Жители Коза не знали, что на деле Каффи Джасперу Ламбкину — так в действительности звали Пиджака — смерть предсказывали задолго до его переезда в Коз-Хаусес. Когда семьдесят один год назад он издал свой первый крик в Поссум-Пойнте, штат Южная Каролина, повитуха в ужасе наблюдала, как в открытое окно влетела птица и пропорхала над головкой младенца, а потом снова вылетела: дурной знак. Повитуха объявила: «Вырастет идиотом», — передала ребенка матери и скрылась — перебралась в Вашингтон, где вышла замуж за сантехника и больше никогда не принимала роды.

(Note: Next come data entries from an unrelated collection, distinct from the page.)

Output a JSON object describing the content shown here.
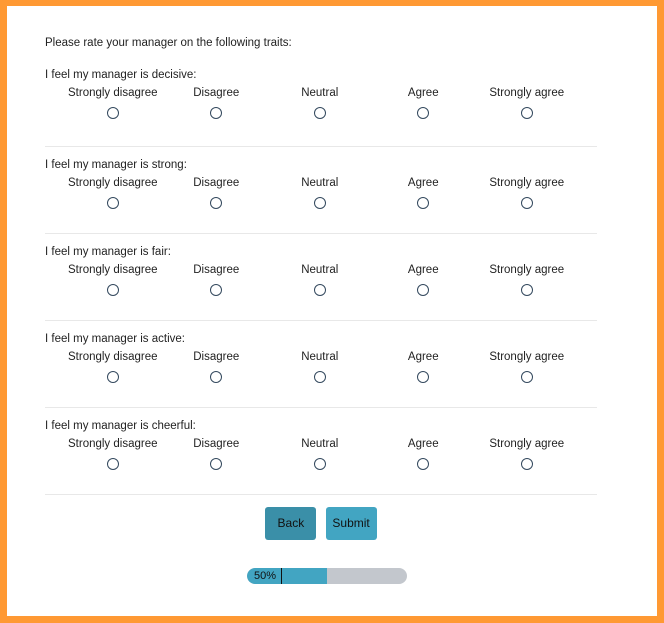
{
  "intro": "Please rate your manager on the following traits:",
  "scale": [
    "Strongly disagree",
    "Disagree",
    "Neutral",
    "Agree",
    "Strongly agree"
  ],
  "questions": [
    {
      "label": "I feel my manager is decisive:"
    },
    {
      "label": "I feel my manager is strong:"
    },
    {
      "label": "I feel my manager is fair:"
    },
    {
      "label": "I feel my manager is active:"
    },
    {
      "label": "I feel my manager is cheerful:"
    }
  ],
  "buttons": {
    "back": "Back",
    "submit": "Submit"
  },
  "progress": {
    "percent": 50,
    "label": "50%"
  },
  "colors": {
    "border": "#ff9933",
    "accent": "#42a5c2",
    "back": "#3a8fa8",
    "track": "#c3c7cd"
  }
}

Казалось, неудачи ходят за ребенком по пятам. Малыш Каффи пережил колики, брюшной тиф, корь, свинку и скарлатину. В два года он уже переглотал все: игровые шарики, камешки, грязь, ложки, а раз засунул в ухо половник, который пришлось извлекать врачу в больнице при Колумбийском университете. В три года, когда ребенка пришел благословить местный молодой пастор, ребенок срыгнул на его чистую белую рубашку чем-то зеленым. Тот объявил: «Он накоротке с дьяволом», — и уехал в Чикаго, где оставил церковь, начал петь блюз под псевдонимом Тампа Ред и записал мощнейший хит «Накоротке с дьяволом», после чего умер в нищете и безвестности и скрылся во тьме истории, всемирно увековеченный в музыковедении и университетских курсах по рок-н-роллу, боготворимый белыми авторами и музыкальными интеллектуалами за классический блюзовый хит, заложивший основу сорокамиллионнодолларовой империи «Госпел Стэм Мюзик Паблишинг», от которой ни он, ни Пиджак не дождались ни гроша.